Here's the most provocative possibility. If communities keep blocking data center construction, and the vacancy rate keeps dropping, and power constraints keep binding, the result might be something that ideology alone could never achieve: the decentralization of AI infrastructure. The current model is absurdly concentrated. Massive hyperscale facilities, each consuming as much power as a small city, clustered in a handful of regions with favorable tax incentives and grid access. This concentration creates single points of failure, political targets, and the exact kind of community backlash we're seeing now. Edge computing offers an alternative vision: smaller, distributed computing facilities located closer to where data is generated and consumed. This reduces latency, lowers bandwidth costs, and distributes the energy burden across many locations rather than concentrating it in a few. It's not a replacement for hyperscale training, which genuinely requires concentrated compute, but it could handle the growing volume of inference workloads that make up the vast majority of day-to-day AI usage. The NIMBY movement might accomplish through political friction what the decentralization movement couldn't accomplish through persuasion: making it economically and politically necessary to distribute compute rather than concentrate it.
What comes next
The data center energy crisis isn't a temporary growing pain.

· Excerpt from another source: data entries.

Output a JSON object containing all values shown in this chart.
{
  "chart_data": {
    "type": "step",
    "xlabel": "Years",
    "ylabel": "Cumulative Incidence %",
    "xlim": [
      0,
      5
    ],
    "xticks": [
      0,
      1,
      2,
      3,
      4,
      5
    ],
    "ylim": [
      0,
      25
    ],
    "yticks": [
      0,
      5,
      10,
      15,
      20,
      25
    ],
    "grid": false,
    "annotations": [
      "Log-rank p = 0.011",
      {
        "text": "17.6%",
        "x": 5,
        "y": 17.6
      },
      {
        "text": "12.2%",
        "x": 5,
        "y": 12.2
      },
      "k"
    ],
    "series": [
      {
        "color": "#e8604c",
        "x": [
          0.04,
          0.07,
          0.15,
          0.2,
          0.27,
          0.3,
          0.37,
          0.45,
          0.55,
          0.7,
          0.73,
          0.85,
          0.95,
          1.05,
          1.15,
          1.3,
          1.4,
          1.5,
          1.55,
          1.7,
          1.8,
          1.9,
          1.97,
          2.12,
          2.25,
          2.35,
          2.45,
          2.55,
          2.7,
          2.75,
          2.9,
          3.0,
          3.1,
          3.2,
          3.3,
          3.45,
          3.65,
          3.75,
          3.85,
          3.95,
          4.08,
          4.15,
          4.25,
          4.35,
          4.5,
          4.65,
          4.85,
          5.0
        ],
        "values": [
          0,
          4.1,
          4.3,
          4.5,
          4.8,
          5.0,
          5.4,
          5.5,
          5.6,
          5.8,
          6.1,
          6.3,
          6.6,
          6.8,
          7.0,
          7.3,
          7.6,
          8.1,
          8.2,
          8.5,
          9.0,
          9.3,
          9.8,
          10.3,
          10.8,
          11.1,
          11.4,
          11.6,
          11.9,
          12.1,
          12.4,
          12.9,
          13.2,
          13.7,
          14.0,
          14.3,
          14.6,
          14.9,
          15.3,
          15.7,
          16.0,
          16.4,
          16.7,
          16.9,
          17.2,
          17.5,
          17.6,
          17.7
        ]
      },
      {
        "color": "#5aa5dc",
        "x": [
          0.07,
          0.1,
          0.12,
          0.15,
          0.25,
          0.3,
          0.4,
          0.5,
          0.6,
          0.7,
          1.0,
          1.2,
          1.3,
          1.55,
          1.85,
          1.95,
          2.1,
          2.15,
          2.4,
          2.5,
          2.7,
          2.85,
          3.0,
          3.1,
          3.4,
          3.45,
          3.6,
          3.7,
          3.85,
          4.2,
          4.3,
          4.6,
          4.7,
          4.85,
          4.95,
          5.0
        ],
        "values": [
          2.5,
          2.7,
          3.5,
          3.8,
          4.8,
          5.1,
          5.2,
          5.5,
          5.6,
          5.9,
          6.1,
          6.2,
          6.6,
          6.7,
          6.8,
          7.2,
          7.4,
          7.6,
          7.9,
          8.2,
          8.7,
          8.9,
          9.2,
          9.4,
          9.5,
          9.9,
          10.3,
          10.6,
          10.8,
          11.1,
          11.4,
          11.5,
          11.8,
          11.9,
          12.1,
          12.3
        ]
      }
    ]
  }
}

It's a structural feature of how we've chosen to build AI. Every efficiency gain increases demand. Every new capability requires more compute. And every watt consumed has to come from somewhere. Communities aren't wrong to push back. They're not anti-technology, they're anti-subsidy for infrastructure that raises their electricity bills, strains their water supply, and employs a handful of people after construction wraps. The economic bargain being offered, tax breaks and temporary jobs in exchange for permanent grid strain, is genuinely bad for many of these places. The question isn't whether AI needs energy. It does, enormously. The question is who pays for it, who decides where it gets built, and whether the companies consuming the energy are willing to bear the true cost rather than externalizing it onto communities that never asked to power the future. Four thousand data centers, and nowhere left to plug in. Something has to give.